Lesson 8: Monsters That Hide in Observational Studies

Lesson 8: Monsters that Hide in Observational Studies


Students will learn about confounding factors that may impact the results of an observational study, which is why causation can never be concluded with observational studies, only associations between variables.


  1. Computers

  2. Spurious Correlations website (tylervigen.com)


cause, confounding factors, associated

Essential Concepts:

Essential Concepts:

Confounding factors/variables make it difficult to determine a cause-and-effect relation between two variables.


  1. Ask students to recall that they looked at the relationship between a student’s GPA and the number of friends that person has on social media during lesson 6. It seemed that students with higher GPAs had more friends than students with lower GPAs. But did this mean that the cause of a person’s GPA is the amount of friends they have? NO!

  2. They also identified other variables that could have contributed to the relationship, these outside variables are called confounding factors. Confounding factors are variables that are related to both the explanatory variable and the response variable in an observational study.

  3. Propose the following statement to students: “Research suggests that a rise in umbrella sales leads to decreased crime rates.”

  4. Allow the students to work in teams to think about possible confounding factors. They should choose a variable that is related to umbrella sales, and that might be lead to decreased crime rates.
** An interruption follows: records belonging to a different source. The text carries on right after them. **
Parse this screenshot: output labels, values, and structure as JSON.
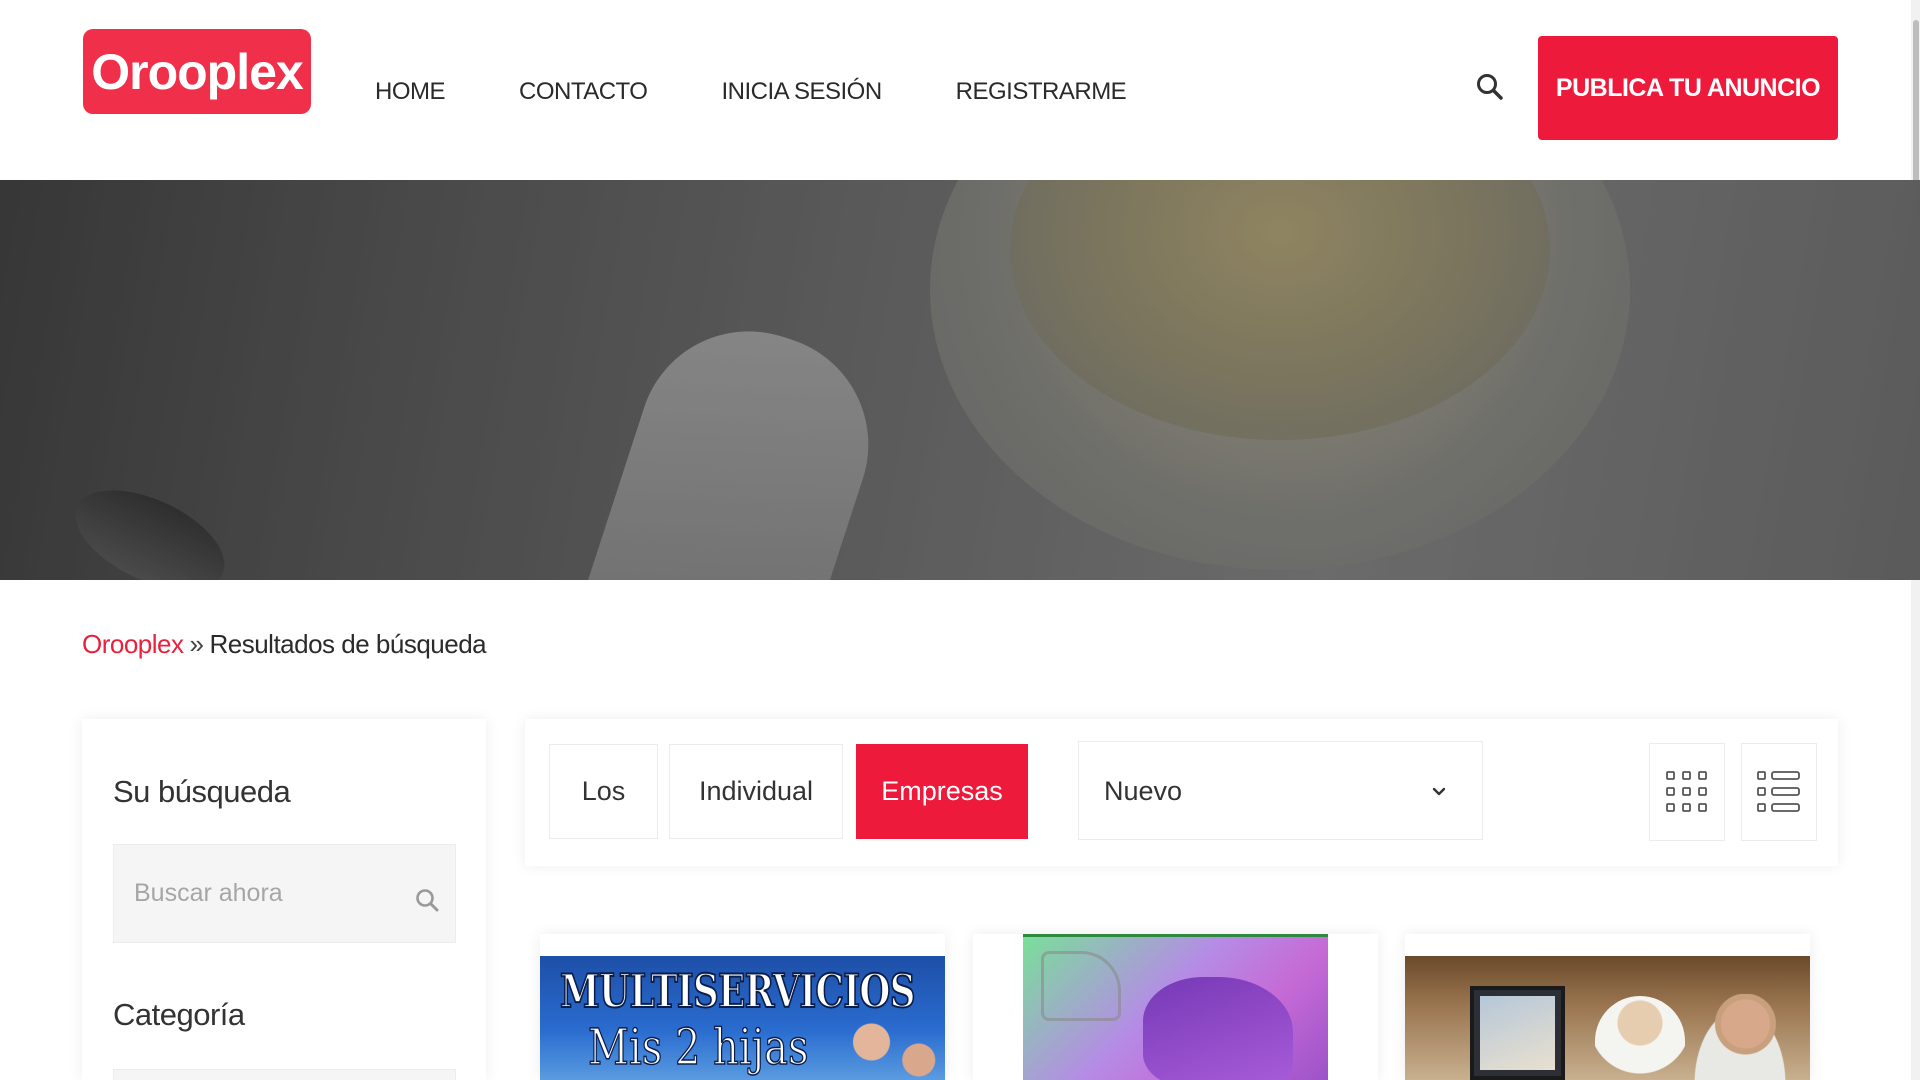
{
  "brand": {
    "logo_text": "Orooplex",
    "accent_color": "#ee1a3c"
  },
  "nav": {
    "items": [
      "HOME",
      "CONTACTO",
      "INICIA SESIÓN",
      "REGISTRARME"
    ]
  },
  "header": {
    "search_icon": "search-icon",
    "publish_button": "PUBLICA TU ANUNCIO"
  },
  "breadcrumb": {
    "home": "Orooplex",
    "separator": "»",
    "current": "Resultados de búsqueda"
  },
  "sidebar": {
    "search_title": "Su búsqueda",
    "search_placeholder": "Buscar ahora",
    "search_value": "",
    "category_title": "Categoría"
  },
  "filters": {
    "tabs": [
      {
        "label": "Los",
        "active": false
      },
      {
        "label": "Individual",
        "active": false
      },
      {
        "label": "Empresas",
        "active": true
      }
    ],
    "sort": {
      "selected": "Nuevo"
    },
    "views": [
      "grid-view-icon",
      "list-view-icon"
    ]
  },
  "cards": [
    {
      "line1": "MULTISERVICIOS",
      "line2": "Mis 2 hijas"
    },
    {
      "image": "sneaker-promo-image"
    },
    {
      "image": "restaurant-photo"
    }
  ]
}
After they’ve come up with a few possibilities, use the following diagram progression to further explain the impact of confounding factors.

    1. Step 1: Draw an arrow showing that “a rise in umbrella sales leads to decreased crime rates” since that is what researchers have stated.

    2. Step 2: Include the variable that might be related to people buying more umbrellas (i.e., the confounding factor). For example, when the weather is rainy, people buy more umbrellas.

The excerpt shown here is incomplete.